Bu toplantıya katılacak olan Hint asıllı İngiliz yazarı (sömürge askeri!) V.S. Naipaul, başını Hilmi Yavuz'un çektiği sıkı bir "Müslüman yazarlar tepkisine" yol açtı, gelmekten vazgeçti.
Çünkü Naipaul, İslam'a düzenli olarak hakaret eden bir adam. ("V.S." denilip geçiliyor, adamın adı "Vidiyadkar Surajprasad", ama Batılı efendilerine bunun telaffuzu zor geleceğinden onları yormak istememiş, kısaltmasını kullanıyor... 2001 yılında Nobel de almıştı.)

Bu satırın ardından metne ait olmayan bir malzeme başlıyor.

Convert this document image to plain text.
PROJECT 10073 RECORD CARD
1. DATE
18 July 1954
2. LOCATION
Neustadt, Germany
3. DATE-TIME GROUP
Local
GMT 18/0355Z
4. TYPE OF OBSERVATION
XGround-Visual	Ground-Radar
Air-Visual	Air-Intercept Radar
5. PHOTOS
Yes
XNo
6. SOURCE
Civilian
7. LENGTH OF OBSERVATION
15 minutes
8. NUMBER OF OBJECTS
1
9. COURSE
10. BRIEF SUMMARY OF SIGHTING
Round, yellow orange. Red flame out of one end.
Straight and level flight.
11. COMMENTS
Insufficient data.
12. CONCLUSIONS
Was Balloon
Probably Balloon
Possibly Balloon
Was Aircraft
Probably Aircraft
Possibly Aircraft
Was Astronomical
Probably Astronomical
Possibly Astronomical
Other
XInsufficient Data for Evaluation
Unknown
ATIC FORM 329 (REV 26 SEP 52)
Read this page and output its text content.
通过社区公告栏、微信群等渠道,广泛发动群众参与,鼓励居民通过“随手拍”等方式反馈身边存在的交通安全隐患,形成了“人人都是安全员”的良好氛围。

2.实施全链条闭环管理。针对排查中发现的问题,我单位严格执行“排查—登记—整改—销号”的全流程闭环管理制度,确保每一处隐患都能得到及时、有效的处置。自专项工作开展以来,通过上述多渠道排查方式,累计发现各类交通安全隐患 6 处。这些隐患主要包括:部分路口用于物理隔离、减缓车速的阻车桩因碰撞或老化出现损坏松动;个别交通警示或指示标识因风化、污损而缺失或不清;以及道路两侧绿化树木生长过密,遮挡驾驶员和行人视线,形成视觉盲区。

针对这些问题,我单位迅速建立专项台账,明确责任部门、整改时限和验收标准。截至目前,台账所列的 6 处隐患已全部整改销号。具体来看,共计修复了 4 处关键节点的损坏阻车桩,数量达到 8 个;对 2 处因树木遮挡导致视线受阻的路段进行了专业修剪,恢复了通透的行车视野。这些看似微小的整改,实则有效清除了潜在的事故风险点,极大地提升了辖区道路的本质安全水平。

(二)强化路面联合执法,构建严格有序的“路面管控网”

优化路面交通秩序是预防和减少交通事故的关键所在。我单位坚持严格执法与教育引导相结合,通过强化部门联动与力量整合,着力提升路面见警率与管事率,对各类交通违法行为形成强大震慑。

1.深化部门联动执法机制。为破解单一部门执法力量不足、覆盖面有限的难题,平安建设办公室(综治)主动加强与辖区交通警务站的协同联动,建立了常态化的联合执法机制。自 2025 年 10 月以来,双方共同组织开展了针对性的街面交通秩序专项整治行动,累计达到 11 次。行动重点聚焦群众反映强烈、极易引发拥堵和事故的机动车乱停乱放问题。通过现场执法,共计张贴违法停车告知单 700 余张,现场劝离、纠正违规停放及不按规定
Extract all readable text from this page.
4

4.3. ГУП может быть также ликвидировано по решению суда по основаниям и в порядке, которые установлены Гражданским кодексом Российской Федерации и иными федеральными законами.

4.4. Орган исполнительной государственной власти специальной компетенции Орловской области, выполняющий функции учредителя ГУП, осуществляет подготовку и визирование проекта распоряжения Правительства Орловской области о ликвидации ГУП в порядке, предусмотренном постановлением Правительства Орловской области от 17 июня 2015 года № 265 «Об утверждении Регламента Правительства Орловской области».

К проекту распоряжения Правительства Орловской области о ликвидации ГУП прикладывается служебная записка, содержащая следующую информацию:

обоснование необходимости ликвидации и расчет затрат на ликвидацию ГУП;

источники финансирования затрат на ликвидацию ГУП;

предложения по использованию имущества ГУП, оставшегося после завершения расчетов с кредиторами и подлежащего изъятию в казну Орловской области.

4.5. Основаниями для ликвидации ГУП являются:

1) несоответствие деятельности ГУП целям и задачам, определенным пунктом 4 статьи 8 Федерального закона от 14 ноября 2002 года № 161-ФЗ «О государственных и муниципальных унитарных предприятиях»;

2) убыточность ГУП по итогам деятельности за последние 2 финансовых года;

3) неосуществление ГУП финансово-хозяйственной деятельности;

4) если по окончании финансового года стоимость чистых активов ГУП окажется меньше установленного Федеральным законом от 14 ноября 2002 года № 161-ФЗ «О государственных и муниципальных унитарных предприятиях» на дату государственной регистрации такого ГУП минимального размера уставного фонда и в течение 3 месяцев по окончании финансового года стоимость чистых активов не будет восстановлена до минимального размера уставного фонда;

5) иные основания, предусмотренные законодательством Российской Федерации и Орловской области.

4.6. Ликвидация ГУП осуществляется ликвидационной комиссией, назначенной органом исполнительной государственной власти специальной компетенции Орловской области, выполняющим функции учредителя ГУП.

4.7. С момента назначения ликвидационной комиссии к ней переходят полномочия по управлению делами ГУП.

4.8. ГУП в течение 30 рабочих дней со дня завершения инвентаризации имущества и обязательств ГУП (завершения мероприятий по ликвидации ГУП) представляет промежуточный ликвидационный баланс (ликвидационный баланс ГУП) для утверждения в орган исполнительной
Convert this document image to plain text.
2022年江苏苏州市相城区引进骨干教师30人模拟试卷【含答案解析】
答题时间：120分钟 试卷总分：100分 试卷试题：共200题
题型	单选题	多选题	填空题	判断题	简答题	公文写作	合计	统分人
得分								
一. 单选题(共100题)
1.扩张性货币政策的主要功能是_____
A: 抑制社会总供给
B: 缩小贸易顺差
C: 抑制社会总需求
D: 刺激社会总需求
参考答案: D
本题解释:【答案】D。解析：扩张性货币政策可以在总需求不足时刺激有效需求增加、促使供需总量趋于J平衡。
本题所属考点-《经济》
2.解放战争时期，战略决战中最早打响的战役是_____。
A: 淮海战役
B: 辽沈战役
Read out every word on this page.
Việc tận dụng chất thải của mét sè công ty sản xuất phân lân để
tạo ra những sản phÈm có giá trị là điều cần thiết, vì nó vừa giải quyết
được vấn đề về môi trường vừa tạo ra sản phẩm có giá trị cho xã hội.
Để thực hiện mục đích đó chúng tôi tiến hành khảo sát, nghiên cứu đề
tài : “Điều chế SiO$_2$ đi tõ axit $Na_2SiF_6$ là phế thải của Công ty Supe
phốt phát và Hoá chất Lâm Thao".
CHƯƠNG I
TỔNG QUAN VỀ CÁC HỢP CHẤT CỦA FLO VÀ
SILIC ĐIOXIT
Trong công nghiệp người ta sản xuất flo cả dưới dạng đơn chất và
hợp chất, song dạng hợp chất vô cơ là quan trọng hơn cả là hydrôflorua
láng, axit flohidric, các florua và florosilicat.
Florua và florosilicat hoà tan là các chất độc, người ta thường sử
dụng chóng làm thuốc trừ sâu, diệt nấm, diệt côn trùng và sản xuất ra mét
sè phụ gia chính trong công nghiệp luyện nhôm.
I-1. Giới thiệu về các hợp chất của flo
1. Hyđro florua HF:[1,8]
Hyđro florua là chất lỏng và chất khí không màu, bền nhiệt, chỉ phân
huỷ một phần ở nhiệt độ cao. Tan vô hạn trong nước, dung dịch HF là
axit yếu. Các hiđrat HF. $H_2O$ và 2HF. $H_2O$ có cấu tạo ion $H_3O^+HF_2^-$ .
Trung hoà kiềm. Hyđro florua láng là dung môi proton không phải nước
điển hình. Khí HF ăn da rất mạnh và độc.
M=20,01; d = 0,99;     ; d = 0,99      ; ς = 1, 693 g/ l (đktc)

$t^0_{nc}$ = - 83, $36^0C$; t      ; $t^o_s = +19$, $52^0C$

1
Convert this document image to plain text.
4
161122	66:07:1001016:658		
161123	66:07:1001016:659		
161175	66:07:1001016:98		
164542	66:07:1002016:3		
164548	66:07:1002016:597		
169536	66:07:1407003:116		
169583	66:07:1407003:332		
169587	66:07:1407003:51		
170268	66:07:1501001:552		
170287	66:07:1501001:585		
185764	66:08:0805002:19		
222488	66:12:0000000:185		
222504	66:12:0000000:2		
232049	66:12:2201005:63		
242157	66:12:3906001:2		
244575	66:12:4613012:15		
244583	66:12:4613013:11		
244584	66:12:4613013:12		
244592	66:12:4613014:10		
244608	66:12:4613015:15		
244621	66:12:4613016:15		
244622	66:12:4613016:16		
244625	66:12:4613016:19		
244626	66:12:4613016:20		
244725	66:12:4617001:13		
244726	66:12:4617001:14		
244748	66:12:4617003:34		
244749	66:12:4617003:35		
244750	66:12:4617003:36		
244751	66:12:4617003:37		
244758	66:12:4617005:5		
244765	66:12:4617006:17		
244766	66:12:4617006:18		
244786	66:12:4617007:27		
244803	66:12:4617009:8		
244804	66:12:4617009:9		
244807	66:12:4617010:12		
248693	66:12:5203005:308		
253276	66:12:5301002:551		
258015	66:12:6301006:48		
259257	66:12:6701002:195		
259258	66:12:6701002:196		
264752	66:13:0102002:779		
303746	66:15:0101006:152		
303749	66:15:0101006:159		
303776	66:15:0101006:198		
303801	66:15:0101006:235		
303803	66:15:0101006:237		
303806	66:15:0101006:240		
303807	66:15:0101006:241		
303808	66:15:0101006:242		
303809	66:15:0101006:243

Önemli ve büyük bir yazar da değildir. Bir Marquez'in, bir Cortazar'ın, bir Puig'in, bir Llosa'nın yanından bile geçemez. Pek pek Salman Rüşdü kadar hükmü vardır.
Eee?
Eee'si bu işte, Naipaul gelmedi.
Ona bakarsanız, Orhan Pamuk da gelmedi.
Bu konu halkımızı hiçbir şekilde ilgilendirmediği için de, az satışlı gazetelerin kültür ve sanat servislerinin dışında yankı bulmadı.
Bu toplantı bu nedenle ne kazandı, ne kaybetti?
Hiçbir şey.
Bu adamlar İstanbul'da toplanacaklar da dünya ve özellikle Avrupa edebiyatına "nizam ve intizam" mı verecekler? Yoo...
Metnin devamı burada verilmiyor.